Phase 4 — Production Promotion

  1. Engineer opens a PR from uat to main.
  2. CI fail → back to Engineer (return to Phase 1).
  3. CI pass → Engineer classifies the PR against the coding-standards uat→main merge-gate policy:
    • In a category that requires CTO Gitea Approve (novel auth / session paths, infra / prod-affecting merges, risk:cto-approve label or explicit CTO/CEO sign-off request) → Engineer pings the CTO for a Gitea Approve click.
      • CTO rejected → back to Engineer (return to Phase 1).
      • CTO approved → continue to step 4.
    • Outside all three categories → no CTO click needed; jump to step 4 once the four pre-gates (QA, UAT deploy, UAT regression, security) are green.
  4. Engineer merges the PR.
  5. CI fail → back to Engineer (return to Phase 1).
  6. CI pass → Begin Phase 5.

Phase 5 — Production Deployment

The Engineer opens a PR against groombook/infra to update the relevant Kustomize overlay with the new image tag.
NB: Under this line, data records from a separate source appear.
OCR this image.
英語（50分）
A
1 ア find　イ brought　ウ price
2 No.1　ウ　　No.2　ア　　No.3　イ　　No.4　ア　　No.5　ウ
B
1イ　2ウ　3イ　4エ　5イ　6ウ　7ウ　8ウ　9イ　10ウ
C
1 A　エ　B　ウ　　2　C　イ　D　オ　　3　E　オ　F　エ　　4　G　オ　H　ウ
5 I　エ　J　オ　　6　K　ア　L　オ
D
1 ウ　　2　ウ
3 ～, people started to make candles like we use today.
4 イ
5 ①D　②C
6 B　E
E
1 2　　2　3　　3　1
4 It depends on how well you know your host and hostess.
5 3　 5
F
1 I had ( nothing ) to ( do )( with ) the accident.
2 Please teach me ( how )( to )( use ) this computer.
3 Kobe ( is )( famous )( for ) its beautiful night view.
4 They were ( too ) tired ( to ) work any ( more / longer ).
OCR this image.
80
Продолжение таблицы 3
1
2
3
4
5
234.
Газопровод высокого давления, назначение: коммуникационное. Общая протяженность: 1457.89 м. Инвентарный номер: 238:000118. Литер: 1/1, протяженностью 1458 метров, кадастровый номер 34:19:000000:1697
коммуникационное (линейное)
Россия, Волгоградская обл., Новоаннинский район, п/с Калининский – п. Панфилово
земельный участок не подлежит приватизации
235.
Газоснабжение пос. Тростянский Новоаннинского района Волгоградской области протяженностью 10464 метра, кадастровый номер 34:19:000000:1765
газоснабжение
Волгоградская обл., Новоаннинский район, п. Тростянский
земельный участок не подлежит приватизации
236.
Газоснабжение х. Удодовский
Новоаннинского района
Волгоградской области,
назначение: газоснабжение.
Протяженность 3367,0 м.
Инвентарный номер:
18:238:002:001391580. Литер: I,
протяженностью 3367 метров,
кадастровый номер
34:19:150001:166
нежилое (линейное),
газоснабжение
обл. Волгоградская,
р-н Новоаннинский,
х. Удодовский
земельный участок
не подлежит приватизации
From this point the work follows the devops skill pipeline end-to-end — review, merge, and Flux reconciliation are all owned there. On merge, Flux rolls out the updated pods to production (https://demo.groombook.dev).

Stage 1 CI — Image build

Triggered automatically on every merge to main in an application repo:

  • Builds and tags the Docker image: CalVer (YYYY.MM.DD[.N]), latest, and sha-<hash>
  • Pushes tagged images to git.farh.net/groombook/<service> (see coding-standards for the registry and CalVer policy)
  • Creates a CalVer git tag in the source repo

Stage 2 (Flux GitOps deployment) is owned by devops.

Authentication

  • Framework: Better-Auth.
  • OAuth Providers: GroomBook (Authentik), Google, and Apple.
  • SSO: Authentik OIDC at https://auth.farh.net (credentials in authentik-credentials secret).
  • Never build custom authentication.

Application tools (canonical, not alternatives)

These are application-level dependency choices. Alternatives are policy violations:

  • Database: CloudNativePG-managed Postgres — no SQLite, MariaDB, or MySQL.
  • Cache / pub-sub: DragonflyDB — no Redis.
  • Authentication: Better-Auth + Google + Apple + Authentik (see Authentication above).
  • Dependency updates: Mend Renovate. Dependabot is not used and will not be used. Do not configure it.
  • Browser automation: the playwright MCP server (http://playwright:8931/mcp). Target dev only — never test production.

For the container registry, CalVer versioning, and general PR/test discipline, see coding-standards. For the operator install side (CNPG, Dragonfly, Sealed Secrets), see devops.